There is no Opposition worth the name unless the secular Opposition gets together. It seems to be making a small start with Lalu-Nitish in Bihar.
Uptill now the South seems to have held to its own parties and priorities and we'll have to see what comes up in Bihar and other places.
Mr Modi would have a very good chance of continuing for 10 years depending on whether in this 5-year period, he delivers the goods.
So far he hasn't been able to do with what the corporates call 'big bang reforms' -- nor on the black money issue because he is coming up against the same constraints as the UPA.
These are big promises that have proved to be unfulfilled. He has made no significant departure yet from the past.
With the new induction of ministers may bring that change. We will have to wait and see if in the next five years anything happens. The ordinary man doesn't seem to be thrilled because they have not delivered on the promises.
If Mr Modi is there for 10 years, what impact will it have on the Idea of India?
It will be utterly destroyed.
The idea on which modern India has been founded on, I can't see it lasting under Modi. Already, we see attacks upon it from every side. I hear commentators say 'Why can't there be a new idea of India?'
I hear people say India wants a Hindu identity. India wants to be a superpower in the world and in Asia and for that you need to have an identity and ours is a Hindu identity.
If that prevails, then how will the Idea of India which Mahatma Gandhi forged through his national movement, and which Nehru upheld and which the Congress subsequently upheld over these years -- how can that survive?
Are you hopeful about the revival of the Congress?
The Congress is, of course, facing a defeated situation, but one thing we can be absolutely sure of in life and politics is change in a democratic situation.
If we remain a democracy and there are no breaks put on democratic functioning, then there has to be change and the fate of the Congress will depend on two things.
1. Whether it will set about reinventing itself, and
2. Whether our democratic functioning and structure continue so that change can take place.
These two ifs -- one depends on the Congress alone the other depends on the turn that India takes under Modi -- so that we don't come under some kind of authoritarian regime.
How do you think Sonia Gandhi's contribution will be remembered in building and shaping the Congress?
I don't know her contribution to building or shaping the Congress. She found the party there, the party appealed to her to take leadership and she went. I don't think she in any way changed or shaped it.
She answered their demand to be at the head of it. How could she? She did not know anything about the Congress's past or its history, she came as a young foreign woman to marry a man who happened to be the son of the PM. She knew nothing about politics.
What she did was when she did become leader, she did travel the length and breadth of the country. She knew it better than Manmohan Singh did with his World Bank background.
She did make a huge effort to learn her job, the language, meet people of all classes and caste, she carried out the Congress tradition and became a loved and admired leader among ordinary people all over the country.

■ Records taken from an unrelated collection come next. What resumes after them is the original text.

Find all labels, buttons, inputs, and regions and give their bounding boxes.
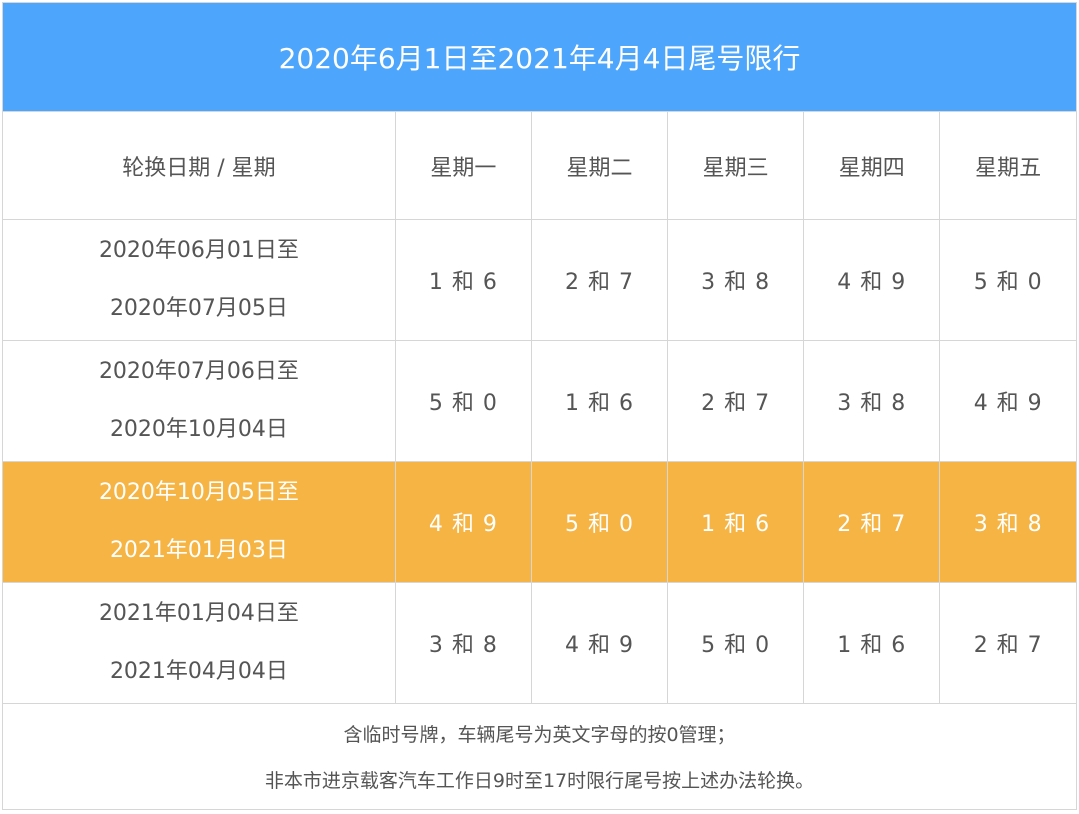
date-range-end: 2021年04月04日 [109, 659, 288, 684]
restriction-table-container: 2020年6月1日至2021年4月4日尾号限行 轮换日期 / 星期 星期一 星期… [2, 2, 1077, 810]
date-range-cell: 2020年06月01日至 2020年07月05日 [3, 219, 396, 341]
plate-digits-monday: 5 和 0 [394, 340, 532, 462]
plate-digits-monday: 4 和 9 [394, 461, 532, 583]
plate-digits-wednesday: 3 和 8 [667, 219, 805, 341]
date-range-start: 2020年10月05日至 [98, 480, 299, 505]
date-range-start: 2020年07月06日至 [98, 359, 299, 384]
date-range-start: 2020年06月01日至 [98, 238, 299, 263]
date-range-cell: 2021年01月04日至 2021年04月04日 [3, 582, 396, 704]
table-header-row: 轮换日期 / 星期 星期一 星期二 星期三 星期四 星期五 [3, 111, 1076, 220]
column-header-wednesday: 星期三 [667, 111, 805, 220]
date-range-cell: 2020年10月05日至 2021年01月03日 [3, 461, 396, 583]
plate-digits-monday: 1 和 6 [394, 219, 532, 341]
plate-digits-wednesday: 2 和 7 [667, 340, 805, 462]
column-header-thursday: 星期四 [803, 111, 941, 220]
column-header-friday: 星期五 [939, 111, 1076, 220]
table-row: 2020年06月01日至 2020年07月05日 1 和 6 2 和 7 3 和… [3, 219, 1076, 341]
column-header-monday: 星期一 [394, 111, 532, 220]
plate-digits-thursday: 3 和 8 [803, 340, 941, 462]
column-header-tuesday: 星期二 [530, 111, 669, 220]
footer-note-nonlocal-vehicles: 非本市进京载客汽车工作日9时至17时限行尾号按上述办法轮换。 [264, 770, 815, 793]
plate-digits-tuesday: 1 和 6 [530, 340, 669, 462]
date-range-cell: 2020年07月06日至 2020年10月04日 [3, 340, 396, 462]
footer-note-temporary-plates: 含临时号牌，车辆尾号为英文字母的按0管理； [343, 723, 736, 746]
page-title: 2020年6月1日至2021年4月4日尾号限行 [3, 3, 1076, 111]
date-range-end: 2021年01月03日 [109, 538, 288, 563]
plate-digits-monday: 3 和 8 [394, 582, 532, 704]
plate-digits-wednesday: 5 和 0 [667, 582, 805, 704]
table-row: 2021年01月04日至 2021年04月04日 3 和 8 4 和 9 5 和… [3, 582, 1076, 704]
table-row: 2020年07月06日至 2020年10月04日 5 和 0 1 和 6 2 和… [3, 340, 1076, 462]
plate-digits-tuesday: 2 和 7 [530, 219, 669, 341]
plate-digits-friday: 3 和 8 [939, 461, 1076, 583]
plate-digits-tuesday: 5 和 0 [530, 461, 669, 583]
footer-notes: 含临时号牌，车辆尾号为英文字母的按0管理； 非本市进京载客汽车工作日9时至17时… [3, 704, 1076, 809]
plate-digits-wednesday: 1 和 6 [667, 461, 805, 583]
date-range-end: 2020年07月05日 [109, 296, 288, 321]
column-header-date-weekday: 轮换日期 / 星期 [3, 111, 396, 220]
date-range-start: 2021年01月04日至 [98, 601, 299, 626]
plate-digits-thursday: 2 和 7 [803, 461, 941, 583]
table-row-current: 2020年10月05日至 2021年01月03日 4 和 9 5 和 0 1 和… [3, 461, 1076, 583]
plate-digits-thursday: 4 和 9 [803, 219, 941, 341]
plate-digits-friday: 4 和 9 [939, 340, 1076, 462]
restriction-table: 轮换日期 / 星期 星期一 星期二 星期三 星期四 星期五 2020年06月01… [3, 111, 1076, 704]
date-range-end: 2020年10月04日 [109, 417, 288, 442]
plate-digits-friday: 2 和 7 [939, 582, 1076, 704]
plate-digits-thursday: 1 和 6 [803, 582, 941, 704]
plate-digits-friday: 5 和 0 [939, 219, 1076, 341]
plate-digits-tuesday: 4 和 9 [530, 582, 669, 704]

That was a personal achievement of hers for a personality that was extremely private. She will be remembered as that kind of person and as one who twice led the Congress to victory.
You have seen changes in India's politics -- at the present moment are you hopeful or despondent about our country?
In the short term, I am worried.
In the long term, I feel India's foundation -- what we've known as the Ideal of India -- of inclusiveness, plurality, democracy -- I think in the long term this foundation will prove secure.
We will come through any crisis of extremism that we face today.